Together with Hawking and Andrew Strominger , he proposed in 2016 that black holes store information near their event horizon (in the form of soft photons , i.e. those with vanishing energy) and thus still have soft hair (in contradiction to the no-hair theorem), what according to Hawking is a new approach to solving the information paradox of black holes. The essay builds on the work of Hermann Bondi and others in the 1960s, which Strominger had previously taken up to show that the vacuum in quantum gravity is highly degenerate (connected by BMS symmetries), which eliminates a requirement for the information paradox.

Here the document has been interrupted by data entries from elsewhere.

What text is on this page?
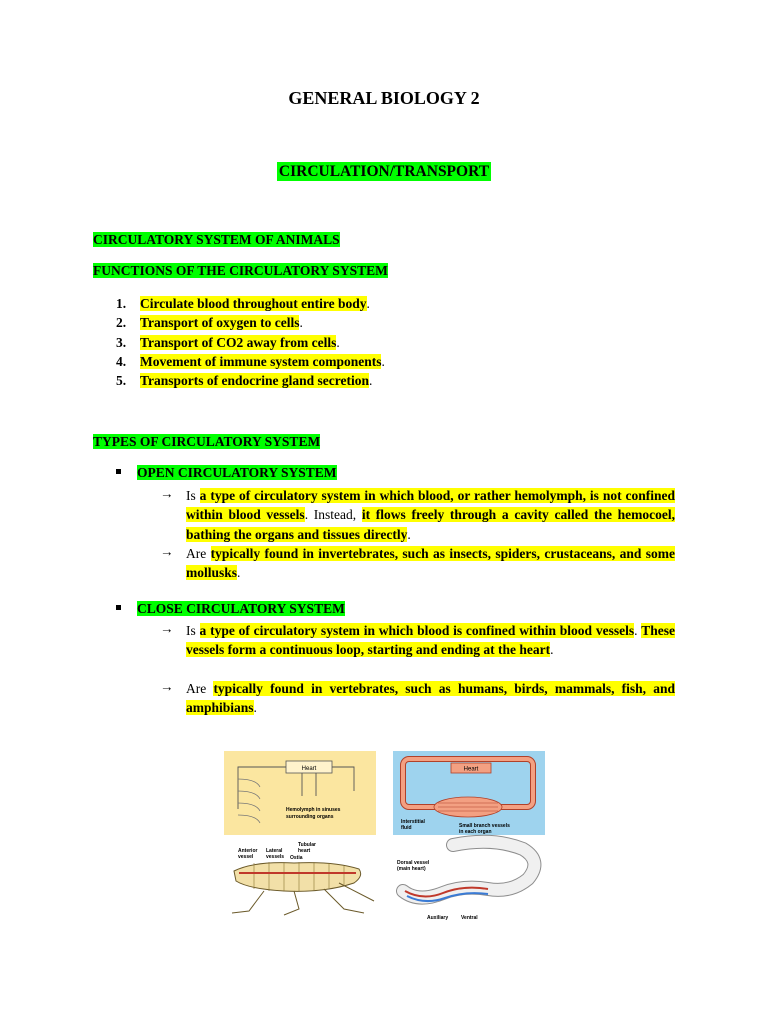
GENERAL BIOLOGY 2
CIRCULATION/TRANSPORT
CIRCULATORY SYSTEM OF ANIMALS
FUNCTIONS OF THE CIRCULATORY SYSTEM
1. Circulate blood throughout entire body.
2. Transport of oxygen to cells.
3. Transport of CO2 away from cells.
4. Movement of immune system components.
5. Transports of endocrine gland secretion.
TYPES OF CIRCULATORY SYSTEM
OPEN CIRCULATORY SYSTEM
→ Is a type of circulatory system in which blood, or rather hemolymph, is not confined within blood vessels. Instead, it flows freely through a cavity called the hemocoel, bathing the organs and tissues directly.
→ Are typically found in invertebrates, such as insects, spiders, crustaceans, and some mollusks.
CLOSE CIRCULATORY SYSTEM
→ Is a type of circulatory system in which blood is confined within blood vessels. These vessels form a continuous loop, starting and ending at the heart.
→ Are typically found in vertebrates, such as humans, birds, mammals, fish, and amphibians.
Heart
Hemolymph in sinuses
surrounding organs
Heart
Interstitial
fluid	Small branch vessels
in each organ
Anterior
vessel
Lateral
vessels
Tubular
heart
Ostia
Dorsal vessel
(main heart)
Auxiliary	Ventral
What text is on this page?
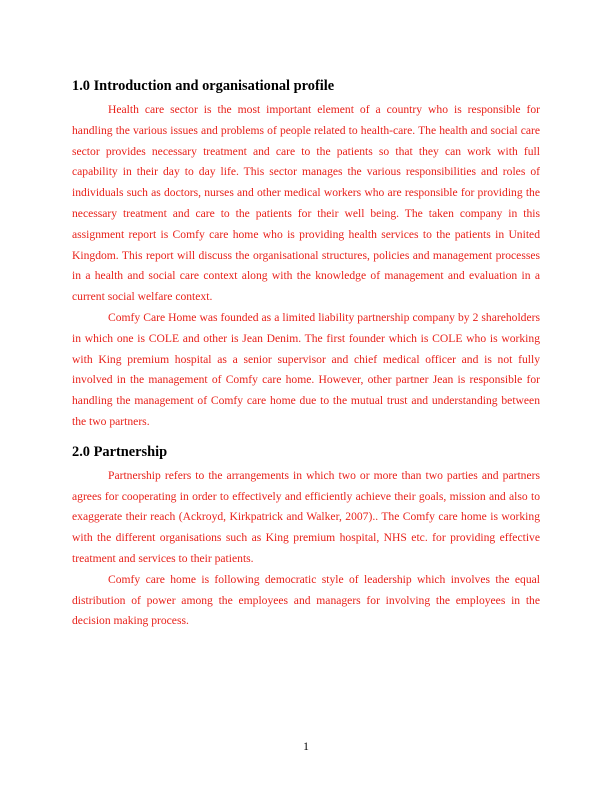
1.0 Introduction and organisational profile

Health care sector is the most important element of a country who is responsible for handling the various issues and problems of people related to health-care. The health and social care sector provides necessary treatment and care to the patients so that they can work with full capability in their day to day life. This sector manages the various responsibilities and roles of individuals such as doctors, nurses and other medical workers who are responsible for providing the necessary treatment and care to the patients for their well being. The taken company in this assignment report is Comfy care home who is providing health services to the patients in United Kingdom. This report will discuss the organisational structures, policies and management processes in a health and social care context along with the knowledge of management and evaluation in a current social welfare context.

Comfy Care Home was founded as a limited liability partnership company by 2 shareholders in which one is COLE and other is Jean Denim. The first founder which is COLE who is working with King premium hospital as a senior supervisor and chief medical officer and is not fully involved in the management of Comfy care home. However, other partner Jean is responsible for handling the management of Comfy care home due to the mutual trust and understanding between the two partners.

2.0 Partnership

Partnership refers to the arrangements in which two or more than two parties and partners agrees for cooperating in order to effectively and efficiently achieve their goals, mission and also to exaggerate their reach (Ackroyd, Kirkpatrick and Walker, 2007).. The Comfy care home is working with the different organisations such as King premium hospital, NHS etc. for providing effective treatment and services to their patients.

Comfy care home is following democratic style of leadership which involves the equal distribution of power among the employees and managers for involving the employees in the decision making process.

1
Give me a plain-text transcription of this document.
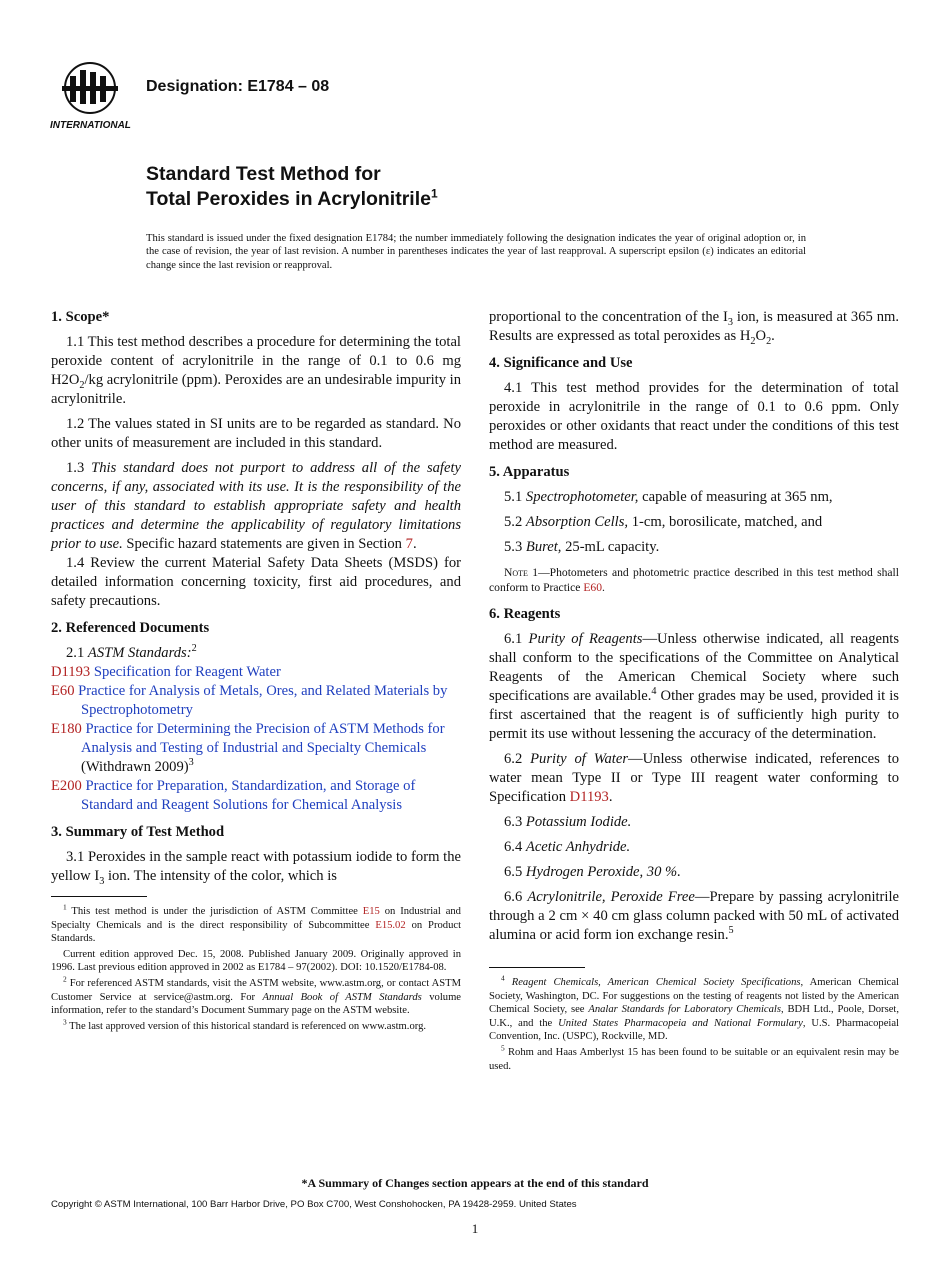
INTERNATIONAL
Designation: E1784 – 08
Standard Test Method for
Total Peroxides in Acrylonitrile$^1$
This standard is issued under the fixed designation E1784; the number immediately following the designation indicates the year of original adoption or, in the case of revision, the year of last revision. A number in parentheses indicates the year of last reapproval. A superscript epsilon (ε) indicates an editorial change since the last revision or reapproval.
1. Scope*

1.1 This test method describes a procedure for determining the total peroxide content of acrylonitrile in the range of 0.1 to 0.6 mg $H2O_2/kg$ acrylonitrile (ppm). Peroxides are an undesirable impurity in acrylonitrile.

1.2 The values stated in SI units are to be regarded as standard. No other units of measurement are included in this standard.

1.3 This standard does not purport to address all of the safety concerns, if any, associated with its use. It is the responsibility of the user of this standard to establish appropriate safety and health practices and determine the applicability of regulatory limitations prior to use. Specific hazard statements are given in Section 7.

1.4 Review the current Material Safety Data Sheets (MSDS) for detailed information concerning toxicity, first aid procedures, and safety precautions.

2. Referenced Documents

2.1 ASTM Standards:$^2$

D1193 Specification for Reagent Water

E60 Practice for Analysis of Metals, Ores, and Related Materials by Spectrophotometry

E180 Practice for Determining the Precision of ASTM Methods for Analysis and Testing of Industrial and Specialty Chemicals (Withdrawn 2009)$^3$

E200 Practice for Preparation, Standardization, and Storage of Standard and Reagent Solutions for Chemical Analysis

3. Summary of Test Method

3.1 Peroxides in the sample react with potassium iodide to form the yellow $I_3$ ion. The intensity of the color, which is

$^1$ This test method is under the jurisdiction of ASTM Committee E15 on Industrial and Specialty Chemicals and is the direct responsibility of Subcommittee E15.02 on Product Standards.

Current edition approved Dec. 15, 2008. Published January 2009. Originally approved in 1996. Last previous edition approved in 2002 as E1784 – 97(2002). DOI: 10.1520/E1784-08.

$^2$ For referenced ASTM standards, visit the ASTM website, www.astm.org, or contact ASTM Customer Service at service@astm.org. For Annual Book of ASTM Standards volume information, refer to the standard’s Document Summary page on the ASTM website.

$^3$ The last approved version of this historical standard is referenced on www.astm.org.

proportional to the concentration of the $I_3$ ion, is measured at 365 nm. Results are expressed as total peroxides as $H_2O_2$.

4. Significance and Use

4.1 This test method provides for the determination of total peroxide in acrylonitrile in the range of 0.1 to 0.6 ppm. Only peroxides or other oxidants that react under the conditions of this test method are measured.

5. Apparatus

5.1 Spectrophotometer, capable of measuring at 365 nm,

5.2 Absorption Cells, 1-cm, borosilicate, matched, and

5.3 Buret, 25-mL capacity.

Note 1—Photometers and photometric practice described in this test method shall conform to Practice E60.

6. Reagents

6.1 Purity of Reagents—Unless otherwise indicated, all reagents shall conform to the specifications of the Committee on Analytical Reagents of the American Chemical Society where such specifications are available.$^4$ Other grades may be used, provided it is first ascertained that the reagent is of sufficiently high purity to permit its use without lessening the accuracy of the determination.

6.2 Purity of Water—Unless otherwise indicated, references to water mean Type II or Type III reagent water conforming to Specification D1193.

6.3 Potassium Iodide.

6.4 Acetic Anhydride.

6.5 Hydrogen Peroxide, 30 %.

6.6 Acrylonitrile, Peroxide Free—Prepare by passing acrylonitrile through a 2 cm × 40 cm glass column packed with 50 mL of activated alumina or acid form ion exchange resin.$^5$

$^4$ Reagent Chemicals, American Chemical Society Specifications, American Chemical Society, Washington, DC. For suggestions on the testing of reagents not listed by the American Chemical Society, see Analar Standards for Laboratory Chemicals, BDH Ltd., Poole, Dorset, U.K., and the United States Pharmacopeia and National Formulary, U.S. Pharmacopeial Convention, Inc. (USPC), Rockville, MD.

$^5$ Rohm and Haas Amberlyst 15 has been found to be suitable or an equivalent resin may be used.

*A Summary of Changes section appears at the end of this standard
Copyright © ASTM International, 100 Barr Harbor Drive, PO Box C700, West Conshohocken, PA 19428-2959. United States
1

Together with colleagues, he proposed a model of inflation without a fundamental scalar field (inflaton), gave arguments against Andrei Linde's idea of ​​perpetual inflation and against the anthropic principle , which is superfluous in string theory.

Fonts

  • with GW Gibbons, SW, Hawking: Path Integrals and the Indefiniteness of the Gravitational Action, Nucl. Phys. B, Volume 138, 1978, pp. 141-150.
  • with GW Gibbons, SW Hawking, Gary Horowitz : Positive mass theorems for black holes, Comm. Math. Phys., Vol. 88, 1983, pp. 295-308
  • with David Gross : Magnetic Monopoles in Kaluza-Klein Theories, Nucl. Phys. B, Vol. 226, 1983, pp. 29-48
  • with C. Callan, E. Martinec, D. Friedan: Strings in background fields, Nucl. Phys. B, Volume 262, 1985, pp. 593-609.
  • with Robert C. Myers: Black Holes in Higher Dimensional Space-Times, Annals of Physics, Volume 172, 1986, pp. 304-347
  • with David Berman: Generalized geometry and M theory, JHEP 1106: 74, 2011, Arxiv .
  • with S. Hawking, Andrew Strominger : Soft Hair on Black Holes, Phys. Rev. Lett., Volume 116, 2016, p. 231301, Arxiv

Web links

Individual evidence

  1. Malcolm J. Perry in the Mathematics Genealogy Project (English)Template: MathGenealogyProject / Maintenance / id used
  2. Soft hairs help resolve the black-hole information paradox , Physics World, June 8, 2016
  3. Dennis Overbye, No Escape From Black Holes? Stephen Hawking Points to a Possible Exit, NY Times, July 6, 2016
  4. Andrew Strominger, Alexander Zhiboedov: Gravitational Memory, BMS Supertranslations and Soft Theorems , 2014
  5. Perry, Scott Watson, Fred Adams, Gordon Kane: Inflation without Inflaton (s) , Journal of Cosmology and Astroparticle Physics, 2007
  6. Laura Mersini-Houghton, Perry, The end of eternal inflation , Classical and Quantum Gravity 31, 2014, p. 165005
  7. Gordon Kane, Perry, Anna Żytkow, The Beginning of the End of the Anthropic Principle , New Astron. 7, 2002, pp. 45-53.